A few years ago, I went on record as saying that I rarely to never wore a poppy on Remembrance Day (a personal belief I admitted was the scariest thing I’d ever talked about on my blog because the poppy is so sacrosanct in our culture.)
I observed that I tend to avoid the poppy for a few different reasons – my belief that there are too many causes deserving support and if you support one, you should support them all, my personal feelings towards war (and its glorification in any form – anyone else notice that the day has shifted from “Never Again” to “Hey, them boys in Afghanistan are defending our FREEDUM!”) and lastly, my resistance to anything that smacks of mass conformity of any kind. (Er, Go Riders Go this weekend!)

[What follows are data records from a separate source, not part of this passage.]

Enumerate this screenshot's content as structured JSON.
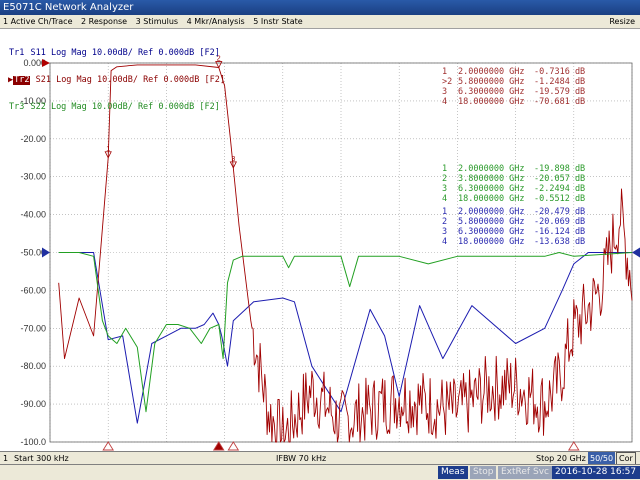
{
  "window": {
    "title": "E5071C Network Analyzer"
  },
  "menu": {
    "items": [
      "1 Active Ch/Trace",
      "2 Response",
      "3 Stimulus",
      "4 Mkr/Analysis",
      "5 Instr State"
    ],
    "resize_label": "Resize"
  },
  "traces_header": [
    {
      "id": "Tr1",
      "text": " S11 Log Mag 10.00dB/ Ref 0.000dB [F2]",
      "color": "#00008b"
    },
    {
      "id": "Tr2",
      "text": " S21 Log Mag 10.00dB/ Ref 0.000dB [F2]",
      "color": "#8b0000",
      "active": true
    },
    {
      "id": "Tr3",
      "text": " S22 Log Mag 10.00dB/ Ref 0.000dB [F2]",
      "color": "#228b22"
    }
  ],
  "status": {
    "channel": "1",
    "start": "Start 300 kHz",
    "ifbw": "IFBW 70 kHz",
    "stop": "Stop 20 GHz",
    "cor": "Cor"
  },
  "bottom": {
    "meas": "Meas",
    "stop": "Stop",
    "extref": "ExtRef",
    "svc": "Svc",
    "datetime": "2016-10-28 16:57"
  },
  "colors": {
    "s11": "#1c1cb0",
    "s21": "#a00000",
    "s22": "#22a022",
    "grid": "#a0a0a0"
  },
  "chart_data": {
    "type": "line",
    "ylim": [
      -100,
      0
    ],
    "xlim_ghz": [
      0.0003,
      20
    ],
    "y_tick_labels": [
      "0.000",
      "-10.00",
      "-20.00",
      "-30.00",
      "-40.00",
      "-50.00",
      "-60.00",
      "-70.00",
      "-80.00",
      "-90.00",
      "-100.0"
    ],
    "y_ticks": [
      0,
      -10,
      -20,
      -30,
      -40,
      -50,
      -60,
      -70,
      -80,
      -90,
      -100
    ],
    "grid": true,
    "series": [
      {
        "name": "S11",
        "x": [
          0.3,
          1.5,
          2.0,
          2.5,
          3.0,
          3.5,
          4.0,
          4.5,
          5.0,
          5.3,
          5.6,
          5.8,
          5.9,
          6.1,
          6.3,
          7.0,
          8.0,
          8.4,
          9.0,
          10.0,
          11.0,
          11.5,
          12.0,
          12.7,
          13.5,
          14.5,
          16.0,
          17.0,
          17.6,
          18.0,
          18.5,
          19.0,
          20.0
        ],
        "y": [
          -50,
          -50,
          -73,
          -72,
          -95,
          -74,
          -72,
          -70,
          -70,
          -69,
          -66,
          -69,
          -72,
          -80,
          -68,
          -63,
          -62,
          -63,
          -80,
          -92,
          -65,
          -72,
          -88,
          -64,
          -78,
          -64,
          -74,
          -70,
          -60,
          -53,
          -50,
          -50,
          -50
        ]
      },
      {
        "name": "S21",
        "x": [
          0.3,
          0.5,
          1.0,
          1.5,
          2.0,
          2.1,
          2.3,
          3.0,
          4.0,
          5.0,
          5.8,
          6.0,
          6.2,
          6.5,
          6.9,
          7.5,
          8.0,
          9.0,
          10.0,
          12.0,
          14.0,
          15.0,
          16.0,
          17.0,
          17.5,
          18.0,
          18.5,
          19.0,
          19.3,
          19.6,
          20.0
        ],
        "y": [
          -58,
          -78,
          -62,
          -72,
          -25,
          -2,
          -1,
          -0.5,
          -0.5,
          -0.5,
          -1.2,
          -6,
          -20,
          -43,
          -68,
          -92,
          -99,
          -86,
          -95,
          -88,
          -92,
          -86,
          -85,
          -90,
          -84,
          -70,
          -65,
          -58,
          -48,
          -40,
          -58
        ]
      },
      {
        "name": "S22",
        "x": [
          0.3,
          1.0,
          1.5,
          1.8,
          2.0,
          2.3,
          2.6,
          3.0,
          3.3,
          3.6,
          4.0,
          4.4,
          4.8,
          5.2,
          5.5,
          5.8,
          5.95,
          6.1,
          6.3,
          6.6,
          8.0,
          8.2,
          8.4,
          10.0,
          10.3,
          10.6,
          12.0,
          13.0,
          14.0,
          15.0,
          16.0,
          17.0,
          17.5,
          18.0,
          20.0
        ],
        "y": [
          -50,
          -50,
          -51,
          -68,
          -72,
          -74,
          -70,
          -75,
          -92,
          -74,
          -69,
          -69,
          -70,
          -74,
          -70,
          -69,
          -78,
          -58,
          -52,
          -51,
          -51,
          -54,
          -51,
          -51,
          -59,
          -51,
          -51,
          -53,
          -51,
          -51,
          -51,
          -51,
          -50,
          -51,
          -50
        ]
      }
    ],
    "marker_tables": [
      {
        "series": "S21",
        "color": "#a03030",
        "rows": [
          {
            "no": "1",
            "freq": "2.0000000 GHz",
            "value": "-0.7316 dB"
          },
          {
            "no": ">2",
            "freq": "5.8000000 GHz",
            "value": "-1.2484 dB"
          },
          {
            "no": "3",
            "freq": "6.3000000 GHz",
            "value": "-19.579 dB"
          },
          {
            "no": "4",
            "freq": "18.000000 GHz",
            "value": "-70.681 dB"
          }
        ]
      },
      {
        "series": "S22",
        "color": "#2a9a2a",
        "rows": [
          {
            "no": "1",
            "freq": "2.0000000 GHz",
            "value": "-19.898 dB"
          },
          {
            "no": "2",
            "freq": "3.8000000 GHz",
            "value": "-20.057 dB"
          },
          {
            "no": "3",
            "freq": "6.3000000 GHz",
            "value": "-2.2494 dB"
          },
          {
            "no": "4",
            "freq": "18.000000 GHz",
            "value": "-0.5512 dB"
          }
        ]
      },
      {
        "series": "S11",
        "color": "#2a2ab0",
        "rows": [
          {
            "no": "1",
            "freq": "2.0000000 GHz",
            "value": "-20.479 dB"
          },
          {
            "no": "2",
            "freq": "5.8000000 GHz",
            "value": "-20.069 dB"
          },
          {
            "no": "3",
            "freq": "6.3000000 GHz",
            "value": "-16.124 dB"
          },
          {
            "no": "4",
            "freq": "18.000000 GHz",
            "value": "-13.638 dB"
          }
        ]
      }
    ]
  }
}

I may have been ahead of the curve. This year I’ve noticed a real trend in the number of articles about people resisting the politics of the poppy for all manner of reasons – both the ones I mentioned above and more.

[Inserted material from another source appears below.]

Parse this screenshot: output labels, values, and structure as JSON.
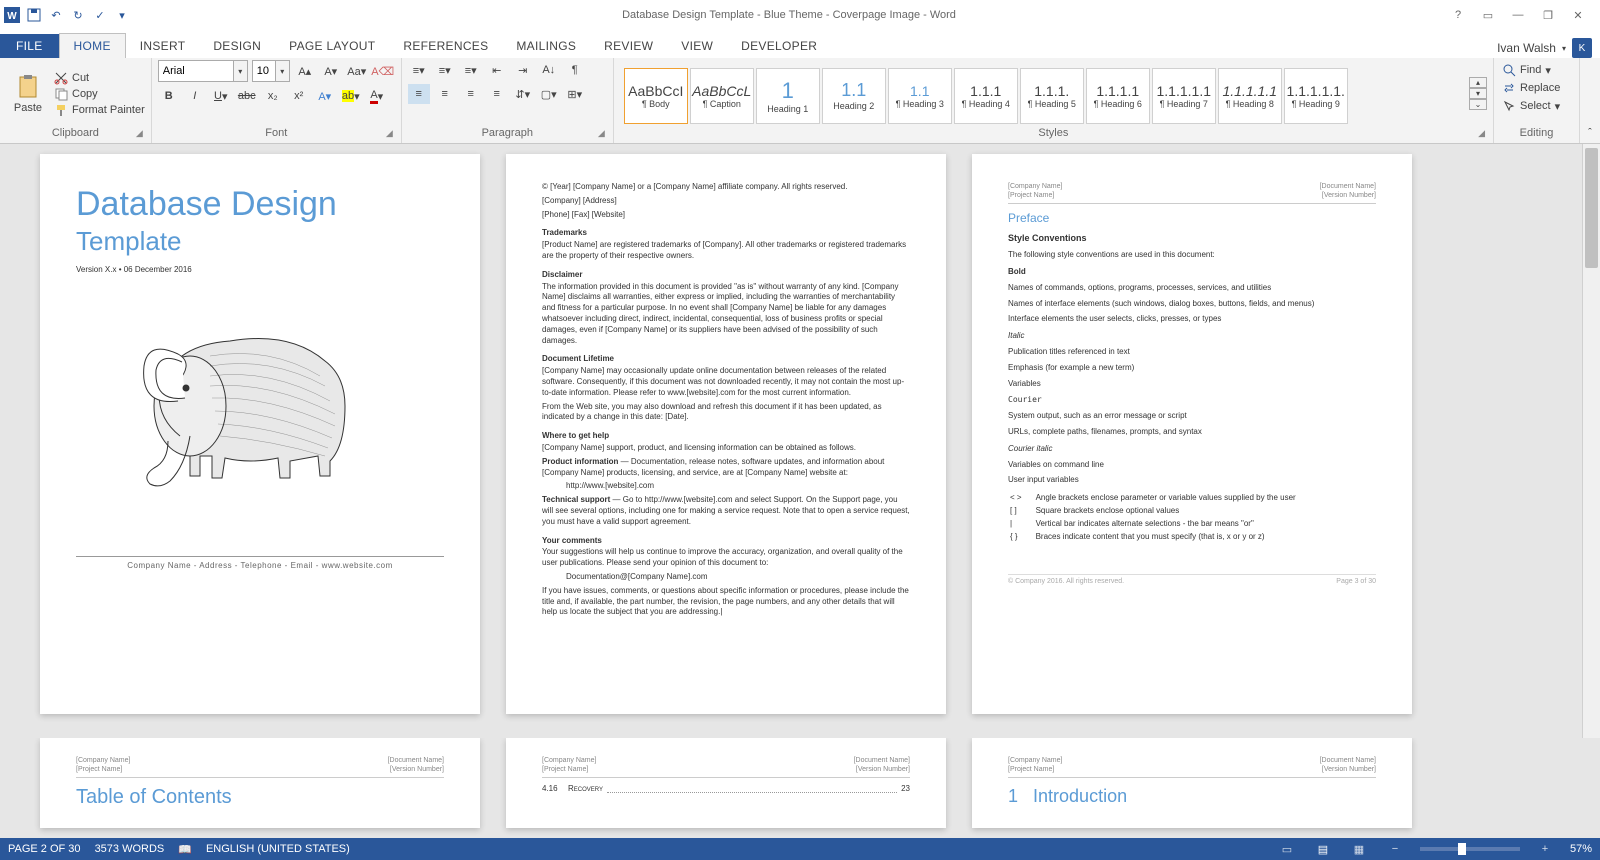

Even something that appears so clear cut is rarely black and white. I’ll leave with the status update a friend posted on Facebook on Remembrance Day:
“Mixed feelings about Remembrance Day. The Japanese side of my family was put in an internment camp during WWII. My Grandfather on the white side served in the military. I feel so lucky to be Canadian and to have all the freedoms that I do. I also have complicated feelings about Canadian peacekeeping, and peacemaking. It’s not black and white.”